Is $200 a barrel oil in our future?

There’s an inherent danger if oil hits $200 a barrel. Namely, that economies can’t support the burden of high oil prices. Unfortunately, the stage looks eerily set for a replay of 2008.

The former chief economist at CIBC World Markets, Jeff Rubin, is renewing his calls for $200 a barrel oil. Rubin laid out his reasoning in a recent editorial (“Only A Recession Stands in the Way of $200 Oil”) at FinancialSense. Rubin first predicted skyward-bound oil prices on the back of strong global economic growth in 2008.

“Despite triggering the world’s deepest post-war recession and a rare, albeit temporary decline in global oil consumption, oil prices had already soared back to triple digit levels even before the Arab revolt,” Rubin writes. Now, he believes investor speculation could lead to another extreme run-up in oil prices.

There’s an inherent danger if that happens, though. Namely, that economies can’t support the burden of high oil prices. When oil hit $147 a barrel in the summer of 2008, it ground everything to a halt. Soaring transportation and energy costs forced consumers to hunker down and stop spending money.

Now, Rubin argues, the stage is set for the whole cycle to repeat. Political unrest in oil-rich countries coupled with oil price speculation will push prices up too fast, which, in turn, will lead to a global recession. “The only question,” he writes, “is will we see $200 per barrel oil first?”

Oil prices have risen 15 percent in two weeks as tensions rose in Libya, cutting oil output in the country in half.

That’s got some analysts worried about the cost of commodities like gasoline. “We could see gasoline between $4.00 and $5.00 a gallon by Memorial Day, maybe sooner,” David Kotok, Chief Investment Office of Cumberland Advisors, tells

U.S. Federal Reserve Chairman Ben Bernanke is far less concerned. “The most likely outcome is that the recent rise in commodity prices will lead to, at most, a temporary and relatively modest increase in U.S. consumer price inflation,” he said during an appearance before the Senate Banking Committee this week.

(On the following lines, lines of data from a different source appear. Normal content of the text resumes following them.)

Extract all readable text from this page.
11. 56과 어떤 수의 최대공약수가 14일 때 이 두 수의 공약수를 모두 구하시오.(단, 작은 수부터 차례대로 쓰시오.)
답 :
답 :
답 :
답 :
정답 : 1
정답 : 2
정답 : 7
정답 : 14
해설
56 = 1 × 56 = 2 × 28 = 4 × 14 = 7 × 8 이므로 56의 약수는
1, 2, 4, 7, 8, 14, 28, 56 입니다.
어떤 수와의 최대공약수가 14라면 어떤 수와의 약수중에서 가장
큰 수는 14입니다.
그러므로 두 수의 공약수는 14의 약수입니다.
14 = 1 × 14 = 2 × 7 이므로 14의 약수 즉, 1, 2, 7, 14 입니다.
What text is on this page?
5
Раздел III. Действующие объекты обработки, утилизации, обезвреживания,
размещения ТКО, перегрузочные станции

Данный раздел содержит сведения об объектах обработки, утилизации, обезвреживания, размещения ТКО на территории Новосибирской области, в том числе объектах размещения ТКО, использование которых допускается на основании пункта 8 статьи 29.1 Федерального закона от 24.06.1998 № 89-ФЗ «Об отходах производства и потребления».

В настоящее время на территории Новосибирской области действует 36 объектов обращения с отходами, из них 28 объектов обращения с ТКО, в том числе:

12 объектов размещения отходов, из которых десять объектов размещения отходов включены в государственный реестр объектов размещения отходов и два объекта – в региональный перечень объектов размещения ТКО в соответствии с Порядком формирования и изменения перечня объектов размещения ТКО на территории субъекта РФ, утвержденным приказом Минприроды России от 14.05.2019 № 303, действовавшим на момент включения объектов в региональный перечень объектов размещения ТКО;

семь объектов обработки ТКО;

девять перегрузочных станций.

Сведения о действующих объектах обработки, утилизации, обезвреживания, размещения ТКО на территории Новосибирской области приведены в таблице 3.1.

Bernanke qualified his remarks by adding a disclaimer: “unless it is sustained.” And that’s where the real threat of $200 a barrel for oil lies. If the unrest in Libya devolves or – worse yet – spills into oil-rich Saudi Arabia, oil could climb catastrophically fast. Signs aren’t encouraging. Over the past two days, Saudi Arabia’s Tadawul stock index has fallen 11 percent as investors fear political turmoil in the region.

“Unrest in this region can have fatal consequences for the world,” JBC Energy tells The Telegraph. “The plunge on the Saudi stock exchange can be interpreted as a sign of waning trust.”

If things get any worse, $200 oil may make the headlines, but the effects should be where our focus lies. Soaring energy and consumer goods costs, more layoffs and more home foreclosures could plunge economies around the world back into a recession. That would be a nightmare for debt-addled governments – one that might take years to put behind us.